Healthcare professionals should ensure that patients and their families have the resources, education, motivation, and support to comply with a gluten-free diet. Serologic testing should be done to monitor compliance with a gluten-free diet; strict adherence usually leads to antibody levels becoming normal within 3 to 12 months after starting the diet [37]. A lack of response according to serologic testing may indicate continued exposure to gluten; if the patient has been adhering to the gluten-free diet, the clinician should explore other diagnoses. Among other diseases that appear similar to celiac disease are microscopic colitis, pancreatic insufficiency, inflammatory bowel disease, ulcerative jejunoileitis, collagenous sprue, and T-cell lymphoma [37].

Follow-up should also include monitoring of nutritional deficiencies to ensure adequate levels of iron, folate, and vitamin B12. Low bone mineral density usually resolves in children who adhere to a gluten-free diet, but it may not resolve in adults. Thus, bone density testing may be appropriate to determine whether treatment for osteopenia or osteoporosis is needed [37]. Children should be monitored for normal growth and development [378].
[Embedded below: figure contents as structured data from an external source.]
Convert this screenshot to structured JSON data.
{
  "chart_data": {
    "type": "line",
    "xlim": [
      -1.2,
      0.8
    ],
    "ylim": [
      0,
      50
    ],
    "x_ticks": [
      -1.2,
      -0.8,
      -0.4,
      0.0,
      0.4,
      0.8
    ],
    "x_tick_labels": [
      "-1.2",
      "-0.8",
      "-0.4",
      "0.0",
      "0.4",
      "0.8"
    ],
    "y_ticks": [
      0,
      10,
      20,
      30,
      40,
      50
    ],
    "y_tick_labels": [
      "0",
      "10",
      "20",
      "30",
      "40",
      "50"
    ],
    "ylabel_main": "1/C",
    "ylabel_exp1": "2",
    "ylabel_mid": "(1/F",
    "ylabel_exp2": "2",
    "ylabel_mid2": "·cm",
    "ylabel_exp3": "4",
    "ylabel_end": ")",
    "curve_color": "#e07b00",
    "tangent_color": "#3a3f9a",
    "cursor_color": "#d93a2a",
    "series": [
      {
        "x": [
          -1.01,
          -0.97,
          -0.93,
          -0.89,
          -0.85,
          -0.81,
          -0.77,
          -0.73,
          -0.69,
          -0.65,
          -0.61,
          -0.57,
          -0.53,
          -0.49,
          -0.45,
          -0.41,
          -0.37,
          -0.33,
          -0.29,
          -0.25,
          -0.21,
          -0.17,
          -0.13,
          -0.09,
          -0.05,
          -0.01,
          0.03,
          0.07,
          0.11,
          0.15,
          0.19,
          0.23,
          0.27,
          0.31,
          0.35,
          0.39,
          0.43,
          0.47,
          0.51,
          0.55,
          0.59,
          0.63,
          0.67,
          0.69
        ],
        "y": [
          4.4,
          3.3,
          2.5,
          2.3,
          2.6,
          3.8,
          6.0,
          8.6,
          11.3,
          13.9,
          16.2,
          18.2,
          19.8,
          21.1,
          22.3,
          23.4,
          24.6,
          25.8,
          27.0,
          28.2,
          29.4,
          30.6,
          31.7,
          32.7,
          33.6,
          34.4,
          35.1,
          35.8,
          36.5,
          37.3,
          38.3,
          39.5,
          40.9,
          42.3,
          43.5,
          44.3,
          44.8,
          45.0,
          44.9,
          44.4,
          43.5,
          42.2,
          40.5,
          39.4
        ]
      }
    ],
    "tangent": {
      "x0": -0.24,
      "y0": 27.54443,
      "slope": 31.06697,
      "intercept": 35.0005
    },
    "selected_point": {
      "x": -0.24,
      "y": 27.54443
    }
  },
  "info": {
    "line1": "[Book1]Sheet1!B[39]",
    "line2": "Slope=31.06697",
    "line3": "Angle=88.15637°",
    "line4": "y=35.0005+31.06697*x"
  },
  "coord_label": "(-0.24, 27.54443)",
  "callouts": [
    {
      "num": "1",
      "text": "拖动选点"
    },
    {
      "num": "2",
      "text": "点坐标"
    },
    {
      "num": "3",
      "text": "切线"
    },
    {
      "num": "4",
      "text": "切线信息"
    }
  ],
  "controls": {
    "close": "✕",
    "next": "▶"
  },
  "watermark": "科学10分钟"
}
Celiac disease is associated with a risk of non-Hodgkin lymphoma that is three to six times higher than that for the general population, and the risk for lymphoma is higher for individuals in whom celiac disease is diagnosed later in adulthood [385,386]. Data have suggested that the risk of lymphoma decreases over time on a strict gluten-free diet [22]. New gastrointestinal symptoms or other signs of lymphoma should prompt further evaluation. Studies have indicated that the risk of other gastrointestinal malignancies, such as esophageal, gastric, and colorectal cancer, are not increased among individuals with celiac disease [385,387,388].